Even so, I doubt that Putin and his senior military advisers would relish a full-scale World War III against NATO. However, the fact is that there have been recent rumblings from the Kremlin about Poland as being historically a traditional enemy of Russia, as well as threats to the Baltic republics about them forcing their Russian populations to undergo a local language test if they are to continue to be citizens. So far however, Putin has not attacked NATO countries such as Poland or Germany who continue to facilitate weapons supplies to Ukraine. Nevertheless, my bottom line is that if push ever came to shove Russia will not accept a battlefield defeat in Ukraine.

And if push ever does come to shove, escalation to a full-scale war with Europe cannot be casually dismissed.
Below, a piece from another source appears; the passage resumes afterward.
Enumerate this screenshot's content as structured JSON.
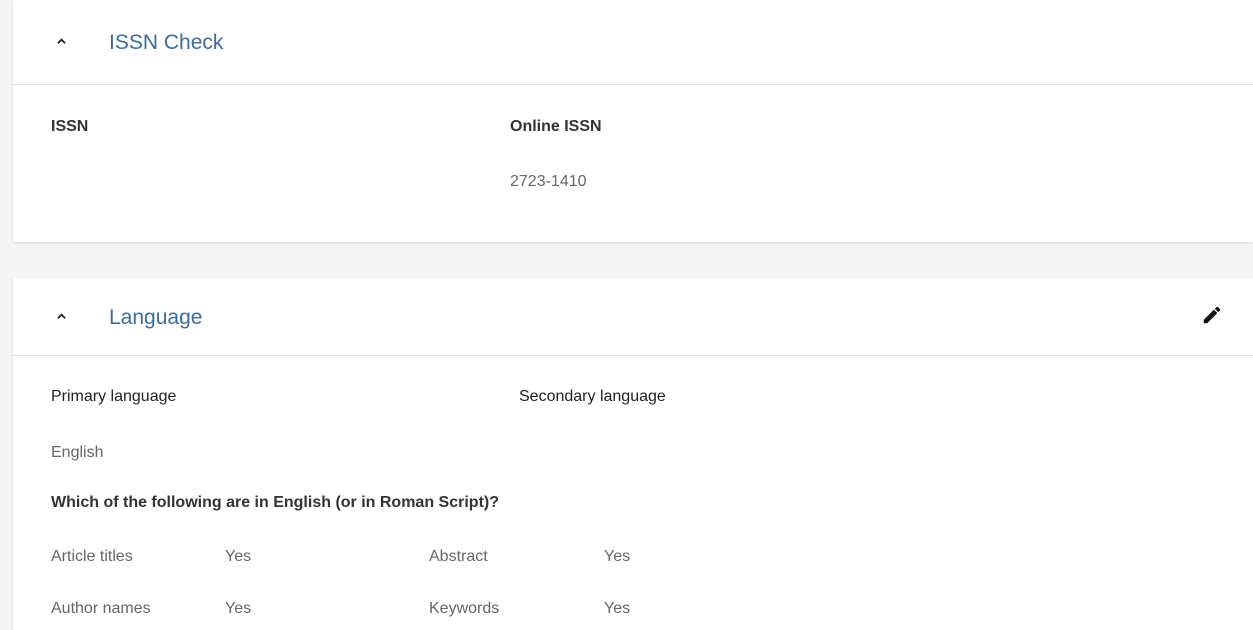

As the director of the CIA and former US Ambassador to Russia, William Burns, again observes about Putin: ‘It would be foolish to dismiss escalatory (nuclear) risks entirely.’ Burns, however, does not seem to accept in describing Putin’s war as a ‘strategic failure’ which ‘has exposed Russia’s military weaknesses’ that this may result in Putin escalating to the unthinkable.

If the US and its NATO allies aim to ‘defeat’ Russia, how will this be achieved against a country with 1,500 strategic nuclear weapons and more than 4,000 other strategic nuclear warheads in various states of reserve? And what would a defeated Russia look like? A Weimar Germany angrily looking for revenge? Such imponderables by themselves should leave us deeply concerned.

Can we conceive of other outcomes under a new Russian leadership if Putin were to be overthrown? My own view here is that any such new Russian leadership is more likely to be Putin Mark 2 than some form of Western democrat with all that means for a peaceful outcome.

Finally, we need to address the issue of whether the weaknesses of Russia’s military performance have had an impact on the attitude of China’s President Xi Jinping towards going to war against Taiwan. One would hope that Xi Jinping would understand what a poor military performance his Russian ‘friend for life,’ President Putin, has shown to the world.

Xi needs to understand that some of the inherent weaknesses in the Russian military establishment are also deeply reflected in the DNA of China’s People’s Liberation Army. They include: the distrust by authoritarian leaders in both Russia and China of delegating tactical battlefield decisions to NCOs; the corruption in both countries of their logistics supply and defence industry. Moreover, invading Taiwan across the 200 kms of the Straits of Taiwan is an infinitely greater military challenge than walking across Ukraine’s border with Russia.

Authoritarian leaderships in both China and Russia are typified by deep-seated despotism and pervasive corruption that saps the fighting strength of their armed forces. Most recently, President Xi has sacked several senior generals, including in the strategic nuclear rocket forces, for corruption. For more than 44 years, China has had absolutely no experience of actual military combat. And Xi needs to consider the clear risk in any serious military conflict between America and China over Taiwan that there is a clear and present danger of devastating escalation to the use of nuclear weapons.

This article was published by The Strategist.